7. Appellant's counsel argued during opening statement and closing arguments that the State had no evidence that Appellant had actually entered the game room. He pointed out that neither of the Neighbors had actually observed Appellant inside the game room, only that they found Appellant outside the game room, and that this evidence was not sufficient to prove entry. The State relied on the two officers at the scene, who testified that Appellant admitted to them that he had been inside the building. This evidence was sufficient to establish entry. See Williams v. State, 643 S.W.2d 477, 482 (Tex.App. – Austin 1982, no pet.) (an admission can constitute direct evidence of an offense); see also Martinez v. State, 304 S.W.3d 642, 660 (Tex.App. – Amarillo 2010, pet. ref'd) (the entry element of a burglary offense does not require direct evidence, and may instead be proven by inferences, just as inferences may be used to prove the elements of any other offense).

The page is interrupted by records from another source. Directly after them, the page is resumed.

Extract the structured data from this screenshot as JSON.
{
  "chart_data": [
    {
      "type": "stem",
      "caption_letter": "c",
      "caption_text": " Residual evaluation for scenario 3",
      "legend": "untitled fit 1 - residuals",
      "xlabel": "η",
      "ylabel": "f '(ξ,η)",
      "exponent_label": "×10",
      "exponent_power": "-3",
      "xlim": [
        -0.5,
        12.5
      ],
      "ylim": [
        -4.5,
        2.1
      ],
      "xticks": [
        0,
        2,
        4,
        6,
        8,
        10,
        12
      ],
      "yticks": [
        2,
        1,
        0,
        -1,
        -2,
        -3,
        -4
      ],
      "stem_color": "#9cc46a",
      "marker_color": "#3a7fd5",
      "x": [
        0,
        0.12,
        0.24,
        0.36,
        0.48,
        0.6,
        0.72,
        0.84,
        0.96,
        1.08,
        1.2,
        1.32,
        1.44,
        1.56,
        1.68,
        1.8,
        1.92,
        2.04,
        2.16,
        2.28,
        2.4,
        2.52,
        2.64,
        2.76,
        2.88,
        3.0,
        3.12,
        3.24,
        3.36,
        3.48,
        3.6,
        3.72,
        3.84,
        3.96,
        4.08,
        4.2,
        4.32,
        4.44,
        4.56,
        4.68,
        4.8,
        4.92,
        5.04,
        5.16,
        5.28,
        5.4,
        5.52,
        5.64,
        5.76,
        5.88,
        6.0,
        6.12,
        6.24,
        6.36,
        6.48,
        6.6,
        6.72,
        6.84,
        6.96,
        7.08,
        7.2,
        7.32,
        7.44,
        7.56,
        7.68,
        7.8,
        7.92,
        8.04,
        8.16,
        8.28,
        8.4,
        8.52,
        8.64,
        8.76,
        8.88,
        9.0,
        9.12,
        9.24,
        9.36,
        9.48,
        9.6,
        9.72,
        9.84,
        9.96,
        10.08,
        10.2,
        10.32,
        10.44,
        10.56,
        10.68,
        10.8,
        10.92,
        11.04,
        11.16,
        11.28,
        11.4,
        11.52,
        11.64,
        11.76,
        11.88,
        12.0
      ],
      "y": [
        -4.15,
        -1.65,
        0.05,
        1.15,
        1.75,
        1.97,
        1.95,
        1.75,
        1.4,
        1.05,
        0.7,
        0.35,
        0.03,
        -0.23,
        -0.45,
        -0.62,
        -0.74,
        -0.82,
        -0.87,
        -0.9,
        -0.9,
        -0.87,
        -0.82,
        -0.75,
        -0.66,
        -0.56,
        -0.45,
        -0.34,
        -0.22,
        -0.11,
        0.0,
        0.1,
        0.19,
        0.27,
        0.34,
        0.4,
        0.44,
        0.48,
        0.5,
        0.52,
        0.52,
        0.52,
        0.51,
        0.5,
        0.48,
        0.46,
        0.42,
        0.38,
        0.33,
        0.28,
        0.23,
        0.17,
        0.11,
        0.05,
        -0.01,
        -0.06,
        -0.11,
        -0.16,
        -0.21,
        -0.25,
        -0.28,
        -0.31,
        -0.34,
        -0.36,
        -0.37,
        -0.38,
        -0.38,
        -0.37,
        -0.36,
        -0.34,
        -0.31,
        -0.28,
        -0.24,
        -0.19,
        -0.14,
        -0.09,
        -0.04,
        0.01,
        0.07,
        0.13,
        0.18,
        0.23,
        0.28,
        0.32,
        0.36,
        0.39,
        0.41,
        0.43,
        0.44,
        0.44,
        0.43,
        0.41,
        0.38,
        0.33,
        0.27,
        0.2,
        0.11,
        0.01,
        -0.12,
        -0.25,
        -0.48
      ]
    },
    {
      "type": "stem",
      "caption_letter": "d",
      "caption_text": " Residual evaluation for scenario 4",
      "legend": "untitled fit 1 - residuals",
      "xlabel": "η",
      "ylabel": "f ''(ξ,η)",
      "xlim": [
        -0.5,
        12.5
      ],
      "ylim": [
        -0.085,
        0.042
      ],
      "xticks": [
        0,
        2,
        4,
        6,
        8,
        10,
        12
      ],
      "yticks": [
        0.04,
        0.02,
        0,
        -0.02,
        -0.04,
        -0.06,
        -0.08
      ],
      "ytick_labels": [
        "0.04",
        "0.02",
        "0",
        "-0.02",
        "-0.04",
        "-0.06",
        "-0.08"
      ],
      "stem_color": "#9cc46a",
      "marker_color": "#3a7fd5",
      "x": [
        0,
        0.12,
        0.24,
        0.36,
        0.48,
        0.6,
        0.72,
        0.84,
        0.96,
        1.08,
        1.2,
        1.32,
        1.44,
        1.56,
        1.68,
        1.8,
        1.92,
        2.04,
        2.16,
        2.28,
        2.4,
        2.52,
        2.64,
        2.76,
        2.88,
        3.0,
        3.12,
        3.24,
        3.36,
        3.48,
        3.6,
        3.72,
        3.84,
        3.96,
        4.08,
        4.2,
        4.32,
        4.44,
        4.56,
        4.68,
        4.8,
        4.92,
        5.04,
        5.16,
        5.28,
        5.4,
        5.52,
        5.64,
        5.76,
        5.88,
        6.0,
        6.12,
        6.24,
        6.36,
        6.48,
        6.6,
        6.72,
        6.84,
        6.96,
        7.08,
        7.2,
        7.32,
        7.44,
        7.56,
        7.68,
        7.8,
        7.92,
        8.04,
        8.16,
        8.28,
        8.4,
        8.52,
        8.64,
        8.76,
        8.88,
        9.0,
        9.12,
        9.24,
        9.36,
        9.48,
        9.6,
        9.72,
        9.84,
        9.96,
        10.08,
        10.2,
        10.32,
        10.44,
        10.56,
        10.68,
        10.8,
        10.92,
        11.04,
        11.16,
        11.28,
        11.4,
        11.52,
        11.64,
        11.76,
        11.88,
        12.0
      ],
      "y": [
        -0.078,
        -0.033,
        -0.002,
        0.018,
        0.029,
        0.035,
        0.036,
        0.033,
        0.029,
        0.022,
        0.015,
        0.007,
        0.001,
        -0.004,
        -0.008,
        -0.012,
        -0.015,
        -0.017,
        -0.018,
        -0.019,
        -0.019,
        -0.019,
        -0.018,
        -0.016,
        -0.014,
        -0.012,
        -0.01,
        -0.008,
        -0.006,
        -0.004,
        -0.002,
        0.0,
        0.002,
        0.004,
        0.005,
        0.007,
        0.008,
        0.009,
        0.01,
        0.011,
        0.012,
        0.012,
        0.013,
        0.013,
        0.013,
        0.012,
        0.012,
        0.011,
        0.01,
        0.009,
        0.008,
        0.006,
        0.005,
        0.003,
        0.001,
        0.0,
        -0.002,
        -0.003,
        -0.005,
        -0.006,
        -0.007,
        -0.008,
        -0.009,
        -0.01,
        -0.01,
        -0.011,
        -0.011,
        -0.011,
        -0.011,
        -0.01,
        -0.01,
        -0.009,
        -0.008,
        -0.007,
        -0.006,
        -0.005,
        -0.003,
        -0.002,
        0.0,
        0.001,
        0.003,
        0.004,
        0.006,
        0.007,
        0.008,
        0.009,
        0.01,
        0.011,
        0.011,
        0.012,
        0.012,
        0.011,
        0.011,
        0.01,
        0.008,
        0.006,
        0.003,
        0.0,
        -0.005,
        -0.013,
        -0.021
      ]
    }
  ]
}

8. Section 2.05(a) provides in relevant part that “when this code or another penal law establishes a presumption with respect to any fact, it has the following consequences: (1) if there is sufficient evidence of the facts that give rise to the presumption, the issue of the existence of the presumed fact must be submitted to the jury ․ and (2) if the existence of the presumed fact is submitted to the jury, the court shall charge the jury ․ (A) that the facts giving rise to the presumption must be proven beyond a reasonable doubt; (B) that if such facts are proven beyond a reasonable doubt the jury may find that the element of the offense sought to be presumed exists, but it is not bound to so find; (C) that even though the jury may find the existence of such element, the state must prove beyond a reasonable doubt each of the other elements of the offense charged; and (D) if the jury has a reasonable doubt as to the existence of a fact or facts giving rise to the presumption, the presumption fails and the jury shall not consider the presumption for any purpose.” TEX. PENAL CODE ANN. § 2.05 (West 2011).
9. Appellant appears to be confusing the concept of a jury's right to infer the element of intent from the totality of the evidence presented at trial, with a statutory mandate allowing a jury to presume an element from a specific set of facts. As the Court of Criminal Appeals has explained, when a Code provides for a presumed fact, a jury may find that the element of the offense sought to be presumed exists, but it is not bound to find so; in contrast, an inference is a conclusion reached by considering other facts and deducing a logical consequence from them. Hooper v. State, 214 S.W.3d 9, 16 (Tex.Crim.App. 2007).